Ciclovia del Potenza,
approvato progetto definitivo:
l’importo è di 650mila euro
RECANATI - Il Comune è capofila nella gestione e realizzazione della nuova infrastruttura (i partner sono Montelupone e Porto Recanati). Totalmente finanziata dalla regione Marche, porta la firma dell'architetto Omar Pasquinelli
Approvato dalla Giunta di Recanati il progetto definitivo della nuova ciclovia del Potenza di cui il comune leopardiano, con i partner Montelupone e Porto Recanati, è capofila nella gestione e realizzazione della nuova infrastruttura. Redatto a firma del professionista incaricato, l’architetto Omar Pasquinelli, per un importo di 650mila euro, totalmente finanziato dalla regione Marche al Comune di Recanati, la nuova infrastruttura renderà fruibile a ciclisti e pedoni il tratto compreso tra Porto Recanati, Recanati e Montelupone.
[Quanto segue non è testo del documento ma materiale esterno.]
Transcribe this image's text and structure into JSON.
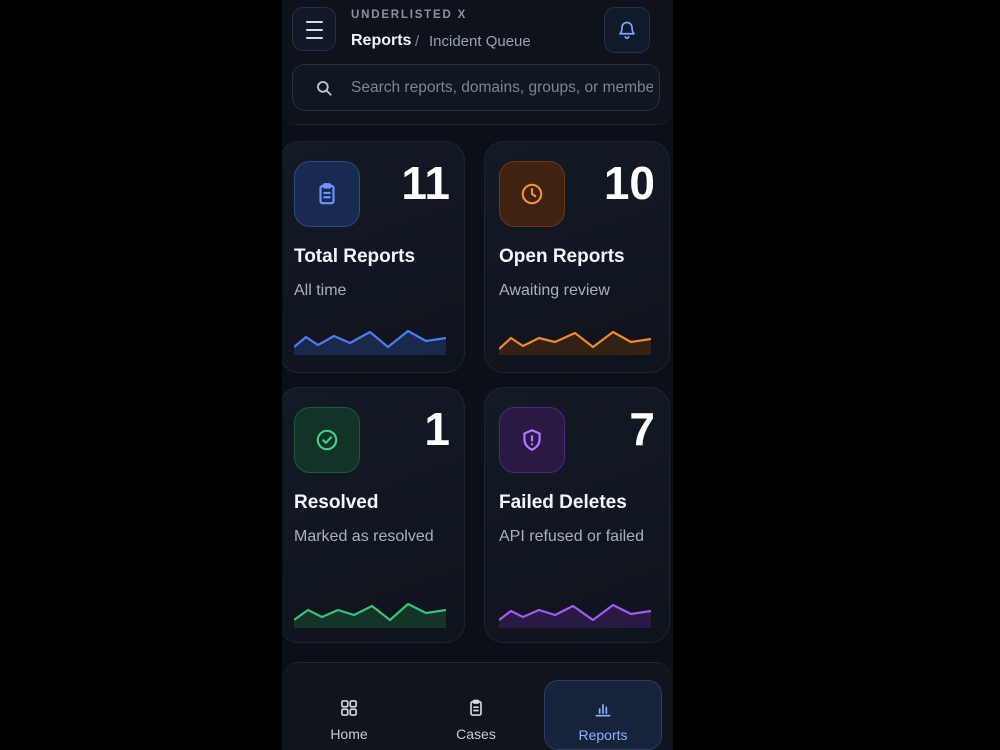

Un percorso di 23 chilometri che da Recanati si snoda lungo le dolci colline Leopardiane, tra le campagne ricche di vigneti, di luoghi d’interesse storico e la riva del Potenza, fino a scoprire la bellezza delle spiagge di Porto Recanati.

Antonio Bravi
«Un progetto di mobilità sostenibile e di interconnessione del territorio che apre a Recanati nuove opportunità di sviluppo turistico ed economico – ha dichiarato il sindaco Antonio Bravi –. Grazie alla realizzazione della nuova infrastruttura i Comuni della vallata del Potenza potranno essere scoperti da un turismo lento ed ecosostenibile. Un progetto di valorizzazione del territorio basato sulla connessione delle bellezze del paesaggio a piste ciclabili percorribili che ci permetterà di potenziare l’offerta di qualità». Il cicloturismo è una modalità di turismo sostenibile che utilizza un mezzo a zero impatto ambientale e consente di unire al piacere della vacanza la possibilità di fare attività fisica e vivere “a misura d’uomo” la natura ed i percorsi scelti.

Rita Soccio
«Grazie all’investimento della Regione su questo tipo di infrastrutture, i cittadini e i turisti potranno andare in bici dal mare alla collina in un percorso in rete con i Comuni di Porto Recanati e Montelupone – ha affermato l’assessora alla Cultura e al Turismo Rita Soccio – il percorso rafforzerà le identità culturali delle singole comunità regalando ai visitatori nuove esperienze. Il cicloturismo permette di scoprire paesaggi e luoghi di interesse storico al giusto ritmo, veloce per divertirsi e piano per non perdersi nulla, la bicicletta è il mezzo di trasporto perfetto per viaggiare immersi nelle bellezze della nostra natura». Con due aree di sosta e segnalazioni tecniche e storiche dei luoghi di interesse culturale, il percorso della nuova ciclovia del Potenza rientra nella rete ciclabile regionale. Una forma di impianto a pettine che consentirà il collegamento delle aree interne con la litoranea adriatica. Le vallate fluviali si configurano come percorrenze “naturali” sia dal punto di vista morfologico, per la mancanza di forti dislivelli, che dal punto di vista storico-turistico, costituendo l’ossatura lungo la quale si sono sviluppate storicamente tutte le attività umane.